Por que eu acho tão importante ser Feminista Nerd?
Cassandra, personagem não-jogável de Mafia 3 (2K Games, 2016) |
Por Anne Caroline Quiangala
Não é novidade que o Universo Nerd e Geek – na prática – é dominado por valores masculinos, de classe média, presumidamente heterossexuais e brancos. Eles não precisam se por nestes termos, porque eles acreditam em “neutralidade”, em “verdade única” e acreditam que haja um exagero de nossa parte de acrescentarmos essas identidades nas nossas apresentações.
Nosso imaginário, hospedado pela empresa que virou sinônimo de pesquisa, comprova, via banco de imagens, que aquele perfil de individuo é o legítimo nerd e geek enquanto nos vemos (ou não) como imagens sexualizadas que nos colocam na mesma condição dos objetos que nos adornam: controles de videogames, óculos de aro grosso, headphones. Isso não significa que o Universo Nerd seja particularmente tóxico, mas sim que ele é uma réplica da sociedade na qual estamos todas mergulhadas. Uma sociedade construída a partir de hierarquias de gênero, raça/cor, classe, orientação sexual e uma série de identidades, que ora se encontram e nos fazem descer um degrau ou mais.
Ser considerada “diferente”, automaticamente, significa estar deslocada do padrão ou do público-alvo, desde a produção de ciência (conhecimento) até de ser público consumidor da cultura de massa. Neste sentido, ser considerada “diferente” nos possibilita ter uma experiência e uma visão de mundo igualmente distinta. Uma visão que tende a nos sensibilizar para algumas questões, temas e objetos distinta daqueles valores “dentro do padrão”.

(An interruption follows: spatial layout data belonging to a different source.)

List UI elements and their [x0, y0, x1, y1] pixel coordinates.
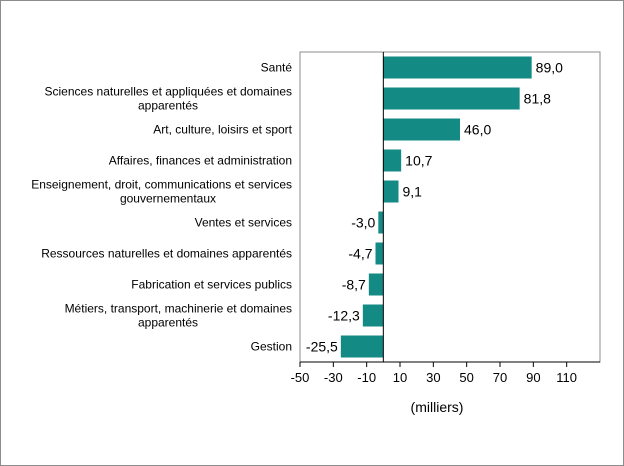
x-tick-label: 50	[459, 370, 473, 385]
category-label-line: Gestion	[251, 340, 292, 354]
x-tick-label: 110	[556, 370, 577, 385]
category-label: Fabrication et services publics	[131, 278, 292, 292]
data-label: 81,8	[524, 91, 551, 107]
category-label-line: Ressources naturelles et domaines appare…	[41, 247, 292, 261]
bar	[383, 118, 460, 141]
bar	[383, 56, 532, 79]
bar	[383, 180, 399, 203]
category-label: Enseignement, droit, communications et s…	[31, 178, 292, 206]
category-label-line: Santé	[261, 61, 293, 75]
category-label-line: apparentés	[138, 316, 198, 330]
data-label: -3,0	[351, 215, 375, 231]
data-label: -25,5	[306, 339, 338, 355]
category-label-line: Enseignement, droit, communications et s…	[31, 178, 292, 192]
bar	[362, 304, 384, 327]
data-label: 46,0	[464, 122, 491, 138]
category-label: Gestion	[251, 340, 292, 354]
bar	[368, 273, 384, 296]
bar	[375, 242, 384, 265]
data-label: 89,0	[536, 60, 563, 76]
category-label: Affaires, finances et administration	[109, 154, 292, 168]
category-label: Art, culture, loisirs et sport	[153, 123, 292, 137]
bar	[383, 149, 402, 172]
category-label-line: Ventes et services	[195, 216, 292, 230]
x-tick-label: -50	[291, 370, 310, 385]
x-tick-label: 70	[493, 370, 507, 385]
bar	[378, 211, 384, 234]
data-label: 9,1	[403, 184, 423, 200]
data-label: -8,7	[342, 277, 366, 293]
category-label-line: Métiers, transport, machinerie et domain…	[65, 302, 292, 316]
category-label-line: Sciences naturelles et appliquées et dom…	[45, 85, 293, 99]
category-label: Sciences naturelles et appliquées et dom…	[45, 85, 293, 113]
x-tick-label: -10	[357, 370, 376, 385]
category-label: Santé	[261, 61, 293, 75]
x-tick-label: 30	[426, 370, 440, 385]
category-label: Ventes et services	[195, 216, 292, 230]
category-label-line: Affaires, finances et administration	[109, 154, 292, 168]
data-label: 10,7	[405, 153, 432, 169]
category-label: Ressources naturelles et domaines appare…	[41, 247, 292, 261]
category-label-line: Fabrication et services publics	[131, 278, 292, 292]
x-axis-title: (milliers)	[411, 399, 464, 415]
category-label: Métiers, transport, machinerie et domain…	[65, 302, 292, 330]
data-label: -12,3	[328, 308, 360, 324]
bar	[383, 87, 520, 110]
x-tick-label: 90	[526, 370, 540, 385]
x-tick-label: 10	[393, 370, 407, 385]
data-label: -4,7	[348, 246, 372, 262]
category-label-line: Art, culture, loisirs et sport	[153, 123, 292, 137]
category-label-line: gouvernementaux	[120, 192, 216, 206]
category-label-line: apparentés	[138, 99, 198, 113]
x-tick-label: -30	[324, 370, 343, 385]
bar	[340, 335, 384, 358]
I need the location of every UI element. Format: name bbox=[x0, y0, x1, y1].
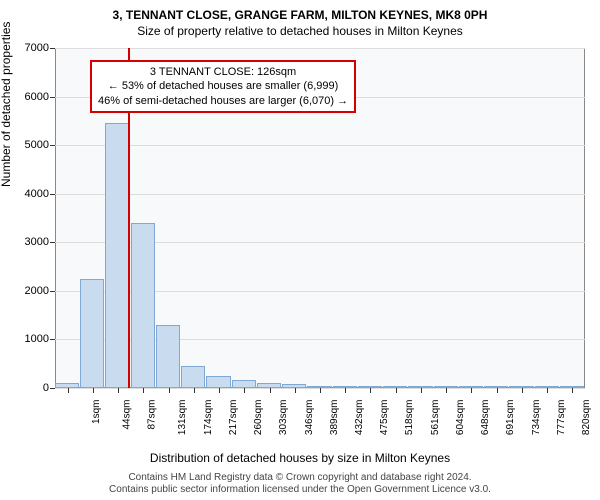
page-title: 3, TENNANT CLOSE, GRANGE FARM, MILTON KE… bbox=[0, 0, 600, 22]
y-tick-mark bbox=[50, 194, 55, 195]
histogram-bar bbox=[232, 380, 256, 388]
y-tick-label: 2000 bbox=[9, 285, 49, 297]
info-line-1: 3 TENNANT CLOSE: 126sqm bbox=[98, 65, 348, 79]
footer-line-2: Contains public sector information licen… bbox=[0, 484, 600, 496]
x-tick-label: 87sqm bbox=[147, 400, 158, 430]
y-tick-label: 1000 bbox=[9, 333, 49, 345]
x-tick-mark bbox=[320, 388, 321, 393]
x-tick-label: 303sqm bbox=[278, 400, 289, 436]
property-info-box: 3 TENNANT CLOSE: 126sqm ← 53% of detache… bbox=[90, 60, 356, 113]
x-tick-label: 475sqm bbox=[379, 400, 390, 436]
footer-line-1: Contains HM Land Registry data © Crown c… bbox=[0, 472, 600, 484]
x-tick-label: 648sqm bbox=[480, 400, 491, 436]
x-tick-mark bbox=[572, 388, 573, 393]
x-tick-mark bbox=[522, 388, 523, 393]
y-tick-mark bbox=[50, 339, 55, 340]
info-line-3: 46% of semi-detached houses are larger (… bbox=[98, 94, 348, 108]
x-tick-mark bbox=[194, 388, 195, 393]
x-tick-label: 604sqm bbox=[455, 400, 466, 436]
y-tick-mark bbox=[50, 242, 55, 243]
y-tick-label: 0 bbox=[9, 382, 49, 394]
x-tick-mark bbox=[270, 388, 271, 393]
x-tick-label: 691sqm bbox=[506, 400, 517, 436]
gridline bbox=[55, 194, 585, 195]
x-tick-mark bbox=[396, 388, 397, 393]
x-tick-mark bbox=[169, 388, 170, 393]
x-tick-mark bbox=[446, 388, 447, 393]
x-tick-label: 389sqm bbox=[329, 400, 340, 436]
x-tick-label: 131sqm bbox=[177, 400, 188, 436]
footer: Contains HM Land Registry data © Crown c… bbox=[0, 472, 600, 496]
gridline bbox=[55, 48, 585, 49]
x-tick-label: 217sqm bbox=[228, 400, 239, 436]
info-line-2: ← 53% of detached houses are smaller (6,… bbox=[98, 79, 348, 93]
x-tick-label: 1sqm bbox=[91, 400, 102, 424]
x-tick-label: 561sqm bbox=[430, 400, 441, 436]
y-tick-label: 4000 bbox=[9, 188, 49, 200]
x-tick-label: 432sqm bbox=[354, 400, 365, 436]
x-tick-mark bbox=[370, 388, 371, 393]
x-tick-label: 174sqm bbox=[203, 400, 214, 436]
y-tick-label: 5000 bbox=[9, 139, 49, 151]
x-tick-label: 734sqm bbox=[531, 400, 542, 436]
x-tick-mark bbox=[219, 388, 220, 393]
x-tick-mark bbox=[143, 388, 144, 393]
y-tick-mark bbox=[50, 48, 55, 49]
gridline bbox=[55, 145, 585, 146]
x-tick-mark bbox=[421, 388, 422, 393]
x-tick-label: 820sqm bbox=[581, 400, 592, 436]
y-tick-label: 3000 bbox=[9, 236, 49, 248]
x-tick-mark bbox=[93, 388, 94, 393]
page-subtitle: Size of property relative to detached ho… bbox=[0, 22, 600, 38]
x-tick-label: 44sqm bbox=[121, 400, 132, 430]
histogram-bar bbox=[156, 325, 180, 388]
histogram-bar bbox=[105, 123, 129, 388]
x-tick-mark bbox=[295, 388, 296, 393]
x-tick-label: 777sqm bbox=[556, 400, 567, 436]
x-tick-mark bbox=[497, 388, 498, 393]
histogram-bar bbox=[131, 223, 155, 388]
x-tick-mark bbox=[118, 388, 119, 393]
y-tick-mark bbox=[50, 97, 55, 98]
x-tick-mark bbox=[547, 388, 548, 393]
y-tick-label: 6000 bbox=[9, 91, 49, 103]
y-tick-mark bbox=[50, 291, 55, 292]
histogram-bar bbox=[80, 279, 104, 388]
x-tick-label: 346sqm bbox=[304, 400, 315, 436]
x-tick-mark bbox=[471, 388, 472, 393]
x-tick-label: 260sqm bbox=[253, 400, 264, 436]
y-tick-mark bbox=[50, 388, 55, 389]
histogram-bar bbox=[206, 376, 230, 388]
x-tick-mark bbox=[244, 388, 245, 393]
histogram-bar bbox=[181, 366, 205, 388]
x-tick-label: 518sqm bbox=[405, 400, 416, 436]
y-tick-mark bbox=[50, 145, 55, 146]
x-tick-mark bbox=[345, 388, 346, 393]
x-tick-mark bbox=[68, 388, 69, 393]
x-axis-label: Distribution of detached houses by size … bbox=[0, 451, 600, 465]
y-tick-label: 7000 bbox=[9, 42, 49, 54]
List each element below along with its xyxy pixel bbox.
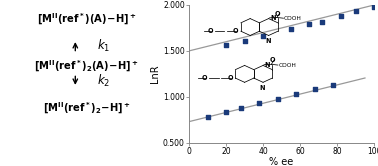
Text: $k_1$: $k_1$ xyxy=(97,38,110,54)
Point xyxy=(223,111,229,114)
Point xyxy=(288,28,294,30)
Text: $k_2$: $k_2$ xyxy=(97,73,110,89)
Text: $\bf{[M^{II}(ref^*)_2\!-\!H]^+}$: $\bf{[M^{II}(ref^*)_2\!-\!H]^+}$ xyxy=(43,101,131,116)
Point xyxy=(238,107,244,109)
Point xyxy=(319,20,325,23)
Point xyxy=(223,44,229,47)
Point xyxy=(275,97,281,100)
Point xyxy=(306,23,312,26)
Point xyxy=(256,102,262,105)
Text: $\bf{[M^{II}(ref^*)_2(A)\!-\!H]^+}$: $\bf{[M^{II}(ref^*)_2(A)\!-\!H]^+}$ xyxy=(34,59,139,74)
Point xyxy=(371,5,377,8)
Point xyxy=(353,10,359,13)
Point xyxy=(204,116,211,118)
Y-axis label: LnR: LnR xyxy=(150,65,160,83)
Point xyxy=(293,93,299,95)
Point xyxy=(338,15,344,17)
Point xyxy=(260,35,266,38)
Point xyxy=(242,40,248,42)
Text: $\bf{[M^{II}(ref^*)(A)\!-\!H]^+}$: $\bf{[M^{II}(ref^*)(A)\!-\!H]^+}$ xyxy=(37,12,137,27)
X-axis label: % ee: % ee xyxy=(270,157,294,166)
Point xyxy=(312,88,318,91)
Point xyxy=(330,83,336,86)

É por essa razão que eu me afirmo, não feminista e nerd, mas uma Feminista Nerd. Não Geek porque sou mais próxima de tecnologias sociais, que de tecnologias eletrônicas e sim, feminista, porque acredito que minha experiência como mulher, sobretudo por ser Negra, demanda de mim uma visão crítica da realidade à minha volta. Demanda, aliás, que eu veja a realidade empírica, material, esta aqui da Terra 1218, como um tecido composto por uma teia de valores, costumes, senso comum, objetos inanimados, pessoas, obras ficcionais e tudo o mais, que funcionam juntos, como engrenagens dum sistema.
Minha visão de mundo, uma vez que é distinta daquele “mesmo” que se vê como neutro, me leva a concordar com escritoras como Aph Ko, Angela DavisAudre Lorde, Patricia Hill Collins, Chimamanda Adichie, Roxane Gay, Djamila Ribeiro, autoras feministas que têm idades, locais de origem e experiências diferentes da minha, mas são atravessadas pela utopia de um mundo confortável, saudável e justo para todas as pessoas. O feminismo negro tem como pressuposto que o racismo, o classismo, o sexismo e as demais formas de opressão, derivam duma lógica de diferenciação e hierarquização e a nossa luta é contra essa lógica. É evidente que o racismo não é apenas uma opressão, mas um sistema, uma tecnologia social própria, mas como Feminista Nerd, acredito na potência de combate a ele, sobretudo na cultura pop e, inclusive, no contexto do Universo Nerd (repleto de grupos de ódio fantasiados de Fandom).